Membre éminent du groupe surréaliste praguois, Švankmajer a trouvé dans le cinéma, et plus particulièrement dans l’animation, un terrain idéal pour prolonger ses recherches plastiques. À l’instar des artistes des années 1920 et 1930 qui voyaient dans le médium filmique une chance d’ouvrir la modernité à de nouveaux procédés formels, le cinéaste conçoit Alice comme une extension d’expériences menées ailleurs : dans le théâtre de marionnettes, dans le travail sur les objets ou dans des pratiques proches du collage. Le film devient ainsi une interface où la liberté surréaliste rencontre la rigueur d’une adaptation littéraire assumée.

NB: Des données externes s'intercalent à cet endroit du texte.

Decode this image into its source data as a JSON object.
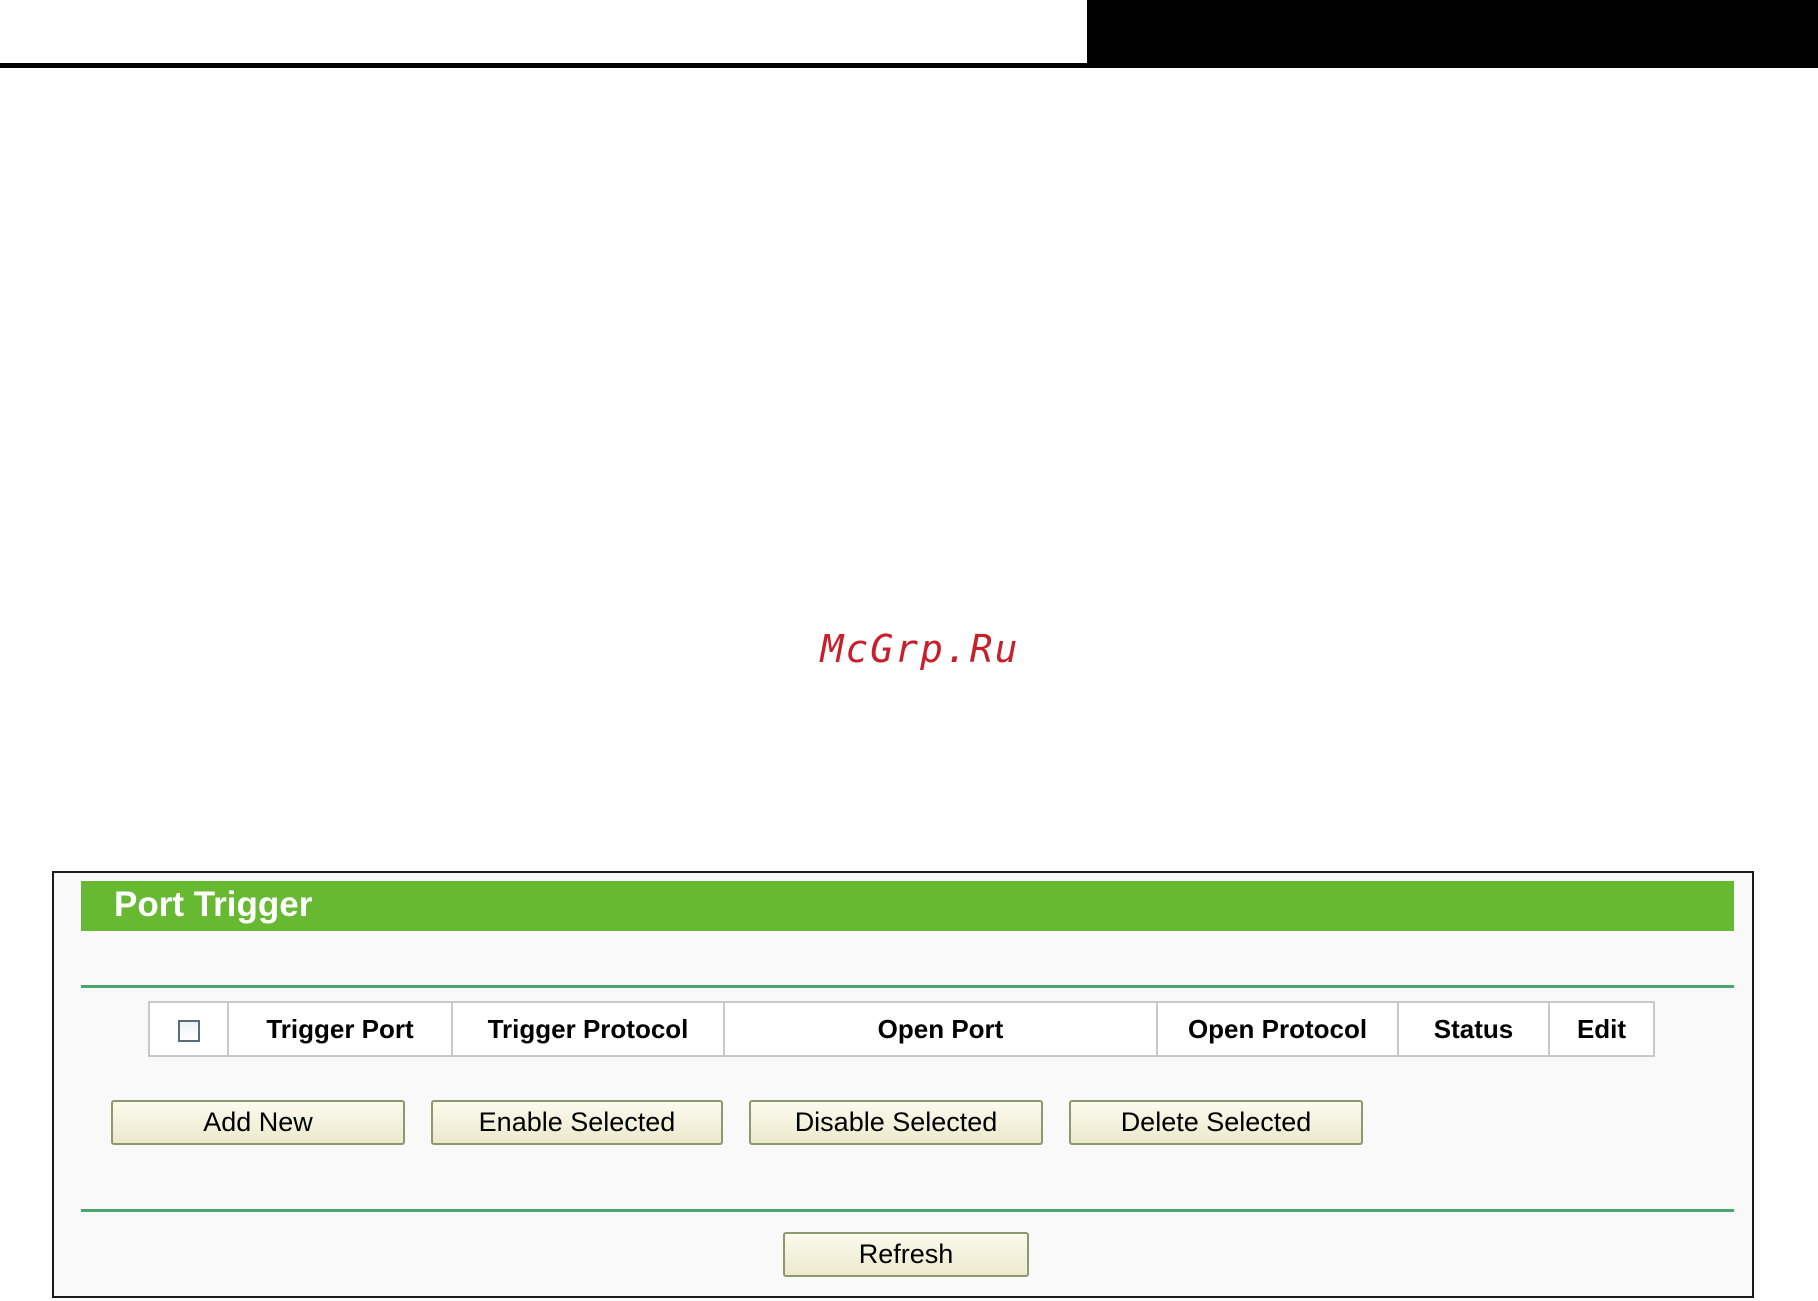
{
  "watermark": "McGrp.Ru",
  "panel": {
    "title": "Port Trigger"
  },
  "table": {
    "columns": [
      "Trigger Port",
      "Trigger Protocol",
      "Open Port",
      "Open Protocol",
      "Status",
      "Edit"
    ]
  },
  "buttons": {
    "add_new": "Add New",
    "enable_selected": "Enable Selected",
    "disable_selected": "Disable Selected",
    "delete_selected": "Delete Selected",
    "refresh": "Refresh"
  },
  "colors": {
    "title_bar": "#67b932",
    "rule": "#4ca56d",
    "watermark": "#c8202a"
  }
}
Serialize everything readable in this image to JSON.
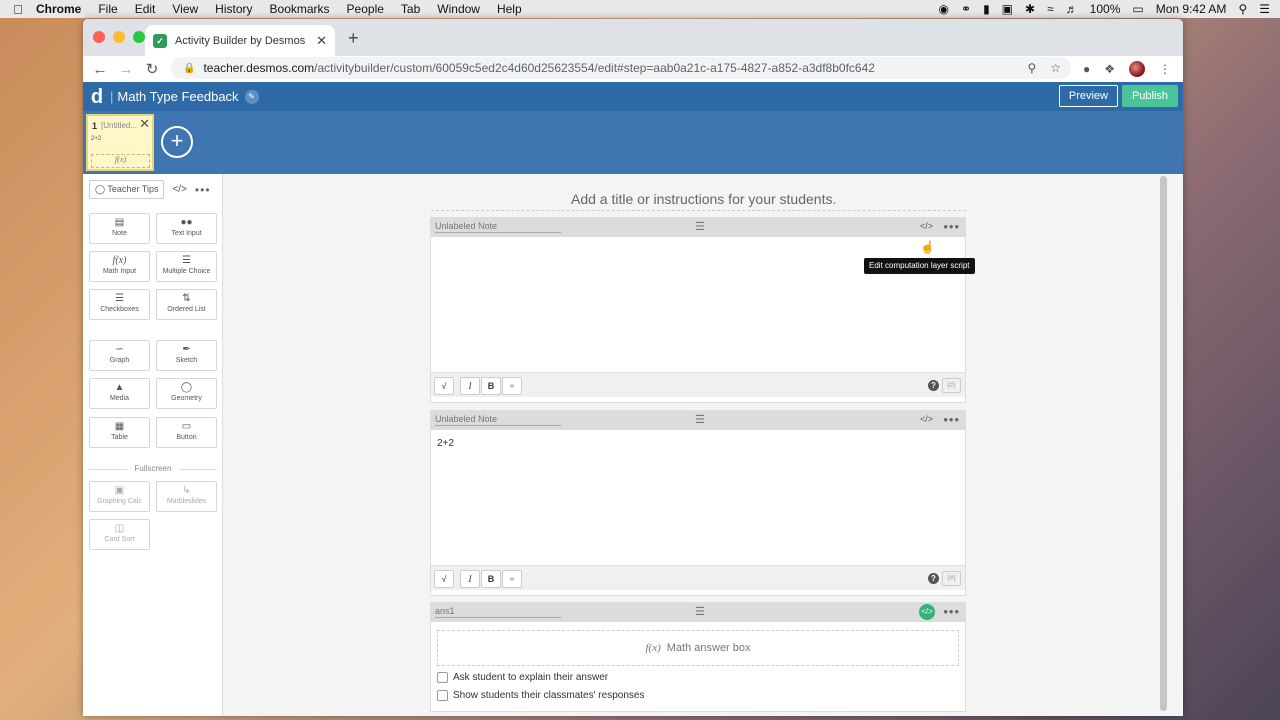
{
  "menubar": {
    "items": [
      "Chrome",
      "File",
      "Edit",
      "View",
      "History",
      "Bookmarks",
      "People",
      "Tab",
      "Window",
      "Help"
    ],
    "battery": "100%",
    "clock": "Mon 9:42 AM"
  },
  "browser": {
    "tab_title": "Activity Builder by Desmos",
    "url_host": "teacher.desmos.com",
    "url_path": "/activitybuilder/custom/60059c5ed2c4d60d25623554/edit#step=aab0a21c-a175-4827-a852-a3df8b0fc642"
  },
  "app": {
    "logo": "d",
    "title": "Math Type Feedback",
    "preview_label": "Preview",
    "publish_label": "Publish",
    "accent": "#2f6aa8",
    "publish_color": "#4cc49a"
  },
  "screens": {
    "current": {
      "number": "1",
      "name": "[Untitled...",
      "preview_text": "2+2",
      "preview_math": "f(x)"
    }
  },
  "sidebar": {
    "teacher_tips": "Teacher Tips",
    "components": [
      {
        "label": "Note",
        "icon": "note-icon"
      },
      {
        "label": "Text Input",
        "icon": "text-input-icon"
      },
      {
        "label": "Math Input",
        "icon": "fx-icon"
      },
      {
        "label": "Multiple Choice",
        "icon": "list-icon"
      },
      {
        "label": "Checkboxes",
        "icon": "checkbox-list-icon"
      },
      {
        "label": "Ordered List",
        "icon": "ordered-list-icon"
      },
      {
        "label": "Graph",
        "icon": "graph-icon"
      },
      {
        "label": "Sketch",
        "icon": "sketch-icon"
      },
      {
        "label": "Media",
        "icon": "media-icon"
      },
      {
        "label": "Geometry",
        "icon": "geometry-icon"
      },
      {
        "label": "Table",
        "icon": "table-icon"
      },
      {
        "label": "Button",
        "icon": "button-icon"
      }
    ],
    "fullscreen_label": "Fullscreen",
    "fullscreen_components": [
      {
        "label": "Graphing Calc",
        "icon": "graphing-calc-icon"
      },
      {
        "label": "Marbleslides",
        "icon": "marbleslides-icon"
      },
      {
        "label": "Card Sort",
        "icon": "card-sort-icon"
      }
    ]
  },
  "main": {
    "instructions_placeholder": "Add a title or instructions for your students.",
    "tooltip": "Edit computation layer script",
    "cards": [
      {
        "name": "Unlabeled Note",
        "body": ""
      },
      {
        "name": "Unlabeled Note",
        "body": "2+2"
      },
      {
        "name": "ans1",
        "math_placeholder": "Math answer box",
        "fx": "f(x)",
        "options": [
          "Ask student to explain their answer",
          "Show students their classmates' responses"
        ]
      }
    ]
  }
}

Car Švankmajer reste étonnamment fidèle à Carroll. Son film n’est pas un conte illustré mais une exploration des failles du langage, des glissements de sens, des paradoxes logiques qui nourrissent le livre. Là où l’auteur britannique utilisait la syntaxe pour creuser l’étrangeté, Švankmajer déplace ce trouble vers l’image elle-même : associations incongrues, fractures temporelles, objets soumis à une étrange vitalité. L’esprit du nonsense trouve dans la manipulation image par image une traduction directe, charnelle, presque tactile.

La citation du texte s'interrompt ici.